We breathe each other in on a daily basis. We have been inhaling each other all of our lives. Little by little we take each other in, family and friends, classmates and coworkers, old companions and new acquaintances, possibly even those who live on the other side of the world.

 

This act of inhaling that connects us is completely involuntary. We cannot stop it. We cannot filter some people out. There is an interconnectedness that we cannot resist. So instead, may we embrace it. May we be mindful that you are in my breath just as I am in yours, that you are in my words just as I am in yours, and that you are all around me just as I surround you.”

 

Some faces may exist now only in faded photographs; some voices we may no longer hear.

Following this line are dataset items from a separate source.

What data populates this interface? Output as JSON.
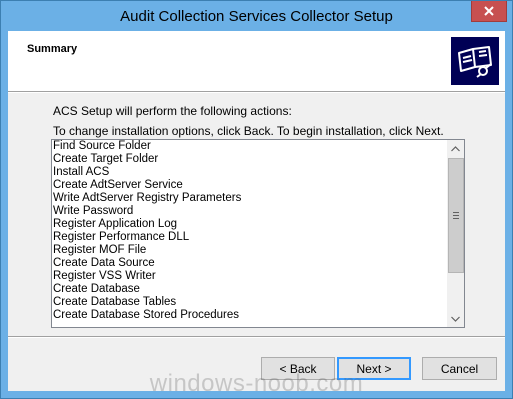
{
  "window": {
    "title": "Audit Collection Services Collector Setup"
  },
  "header": {
    "title": "Summary",
    "icon": "setup-book-icon"
  },
  "body": {
    "line1": "ACS Setup will perform the following actions:",
    "line2": "To change installation options, click Back. To begin installation, click Next."
  },
  "actions": [
    "Find Source Folder",
    "Create Target Folder",
    "Install ACS",
    "Create AdtServer Service",
    "Write AdtServer Registry Parameters",
    "Write Password",
    "Register Application Log",
    "Register Performance DLL",
    "Register MOF File",
    "Create Data Source",
    "Register VSS Writer",
    "Create Database",
    "Create Database Tables",
    "Create Database Stored Procedures"
  ],
  "buttons": {
    "back": "< Back",
    "next": "Next >",
    "cancel": "Cancel"
  },
  "watermark": "windows-noob.com",
  "colors": {
    "title_bar": "#6bb0e6",
    "close_button": "#c75050",
    "header_icon_bg": "#000055",
    "default_button_border": "#3399ff"
  }
}
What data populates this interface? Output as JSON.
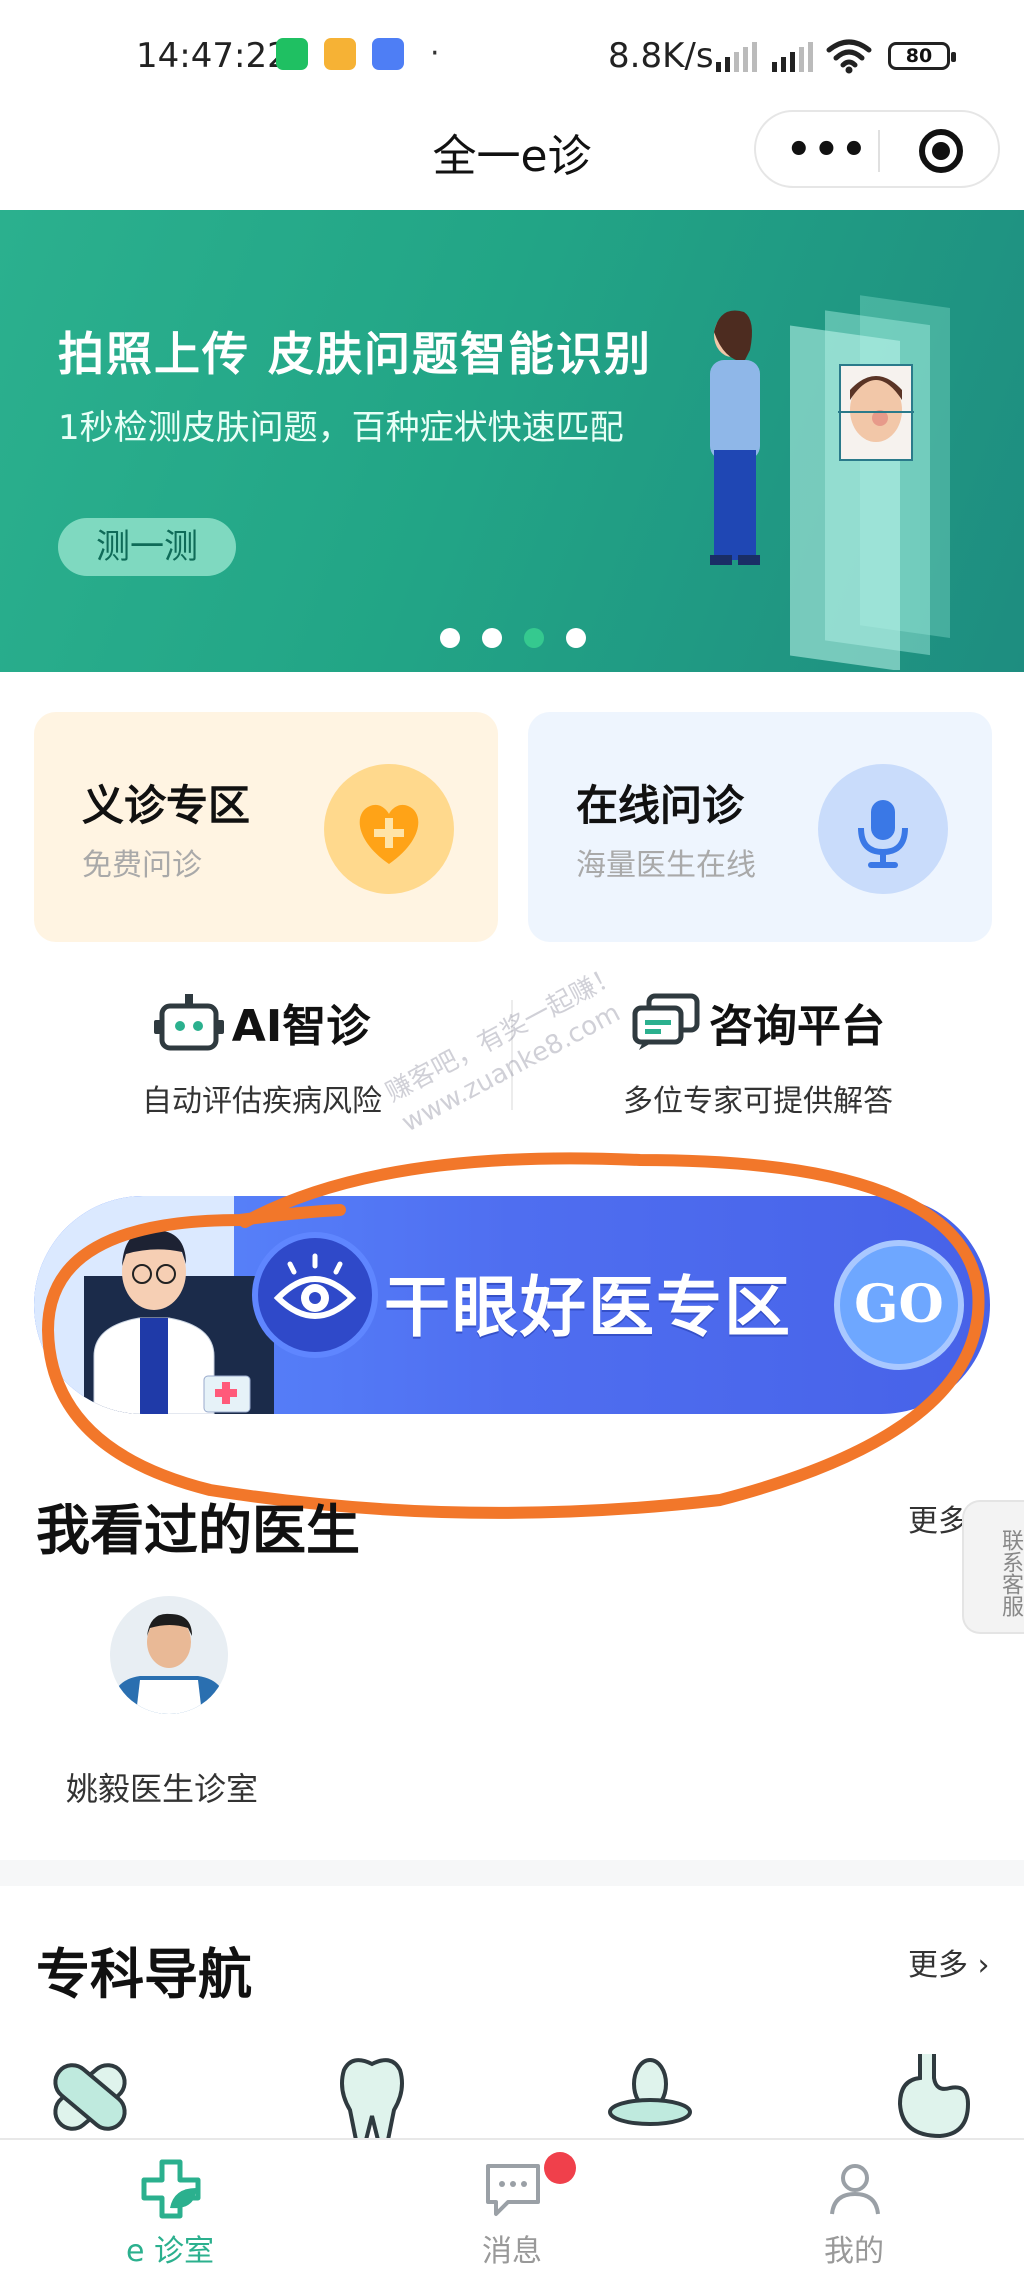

But they are never really gone. The dust that made up those lives is still interconnected to everything that is, and one day, in the fullness of time, God’s love will raise the beloved dust that includes you and me into the new creation, where as John the Revelator writes,

 

“See, the home of God is among mortals. He will dwell with them;

they will be his peoples, and God himself will be with them and be their God;

he will wipe every tear from their eyes.

Death will be no more;

mourning and crying and pain will be no more,

for the first things have passed away.”

And the one who was seated on the throne said, “See, I am making all things new.”